The sun that this kind of high quality woman eventually orbits around is, broadly, the consequences of fertility.
“True love” “adventure, intelligence, beauty”
Ok, fleshing this out.
True love isn’t superficial. Shes open to a high degree of self-exposure and vulnerability because she trusts your desire for her. How this relates to fertility: artificial birth control limits exposure and vulnerability. Ppl can say preference this or planning that, but saying it isn’t proving that one is vulnerable; it’s excusing why a person is not vulnerable.
So it’s true love and it’s adventurous. How this relates to fertility. “Why not? Why shouldn’t I throw caution to the wind and go on an adventure that will change who I am? Pour the wine, I’ll be right back.”

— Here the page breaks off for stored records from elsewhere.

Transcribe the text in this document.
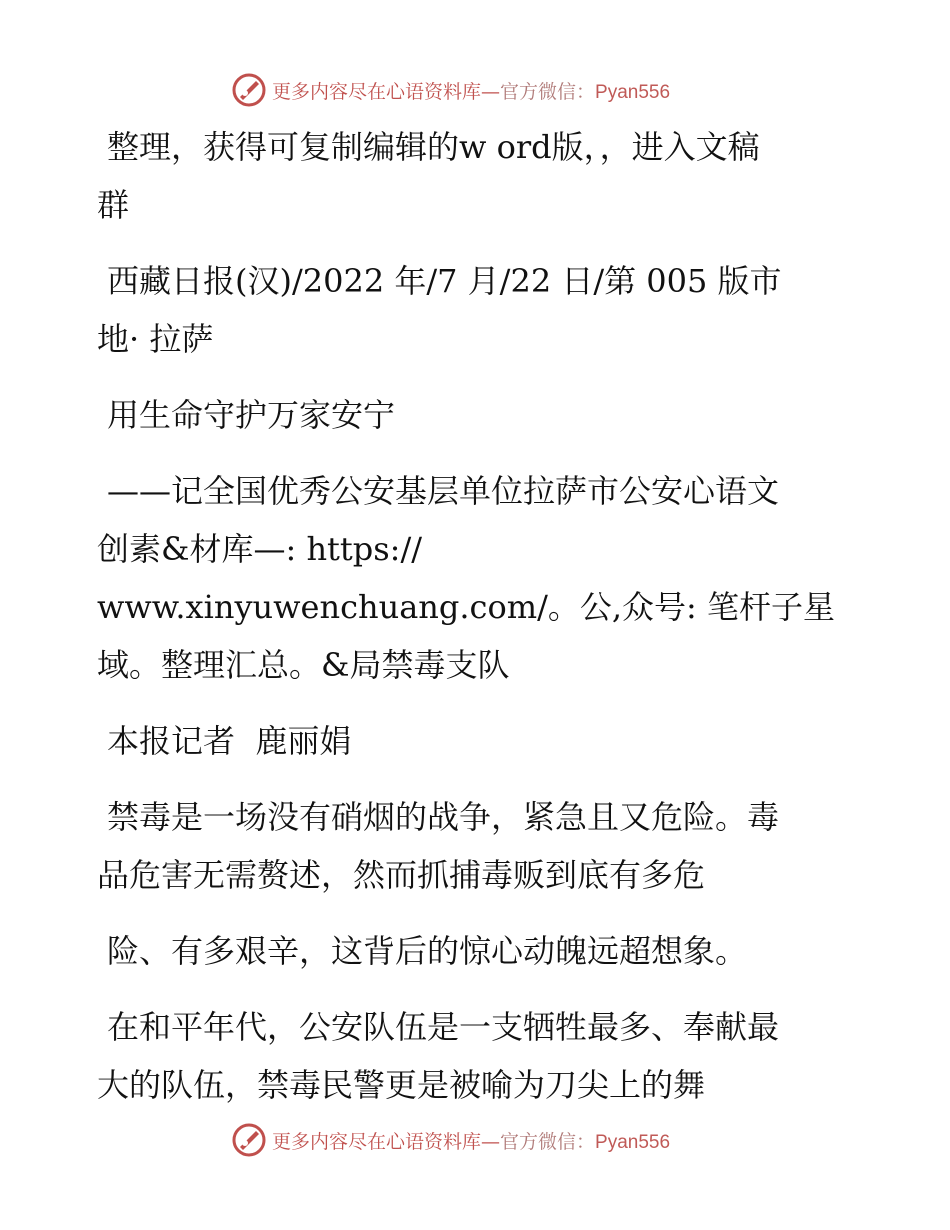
更多内容尽在心语资料库—官方微信：Pyan556
整理，获得可复制编辑的w ord版，，进入文稿
群
西藏日报(汉)/2022 年/7 月/22 日/第 005 版市
地· 拉萨
用生命守护万家安宁
——记全国优秀公安基层单位拉萨市公安心语文
创素&材库—: https://
www.xinyuwenchuang.com/。公,众号: 笔杆子星
域。整理汇总。&局禁毒支队
本报记者  鹿丽娟
禁毒是一场没有硝烟的战争，紧急且又危险。毒
品危害无需赘述，然而抓捕毒贩到底有多危
险、有多艰辛，这背后的惊心动魄远超想象。
在和平年代，公安队伍是一支牺牲最多、奉献最
大的队伍，禁毒民警更是被喻为刀尖上的舞
更多内容尽在心语资料库—官方微信：Pyan556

This is an adventurous woman that true love can marvel at. Soon enough, baby on board.
But what if she discovers a defect in herself? What if she miscarries? Frequently? What if she never conceives? What does this do to a vulnerable, exposed, adventurer? Her essential feminine quality - one that she essentially gave to you - doesn’t work?
She’ll be grieved. Adventure will recede, and very understandably (to any man). True love will take a different shape - her personality might shift to a register of apology. She might exude a chastened boldness. And somehow, again, fertility (or infertility) bends the arc of the connection you have with her.
Or suppose she has children. Gets sick a few times, has some birth stories to tell, invests months, years, into gestation, falls off the social calendars bc she’s covered in baby gear, doctor appointments, grocery runs, household chores, child training manuals instead of Schopenhauer. This is loyalty and self-giving, still. It’s very real and must be seen as real love and not as a deviation from it.
Again, the shape of your adventure arcs because of fertility.
The endpoint, whether it’s narcissus or goldmund, so to speak, is the same: the best woman will have her relationship altered and multiplied because of deep love. Her self-giving will always be deeply moved by fertility and the consequences of it. And the man will always, in a sense, lose the connection he started with. Her loyalties , because of her primary loyalty to the man, multiply and reshape into concerns that all stem from him.
Jacob wrestled with the angel. As far as adventures go, it’s virtually unimaginable. And after that adventure, Jacob walked with a limp- a constant witness to the glory he enjoyed for a night.
There is no such thing as a lifelong true love to an adventurous, beautiful and intelligent woman, unless you remember that the reality of fertility will overtake her vulnerability, self-exposure, and then, her attention and vigor. This is good because without it, you know the love was never really true.
I went to a wedding for a "trad" couple a few years ago, and asked several married men for advice on finding a good wife.
Most answers were variations on "It doesn't really matter, just marry someone who shares your religious views and wants to have kids."
I have never been able to accept this. I want true love with a beautiful, intellectual, adventurous woman and accepting less is anathema.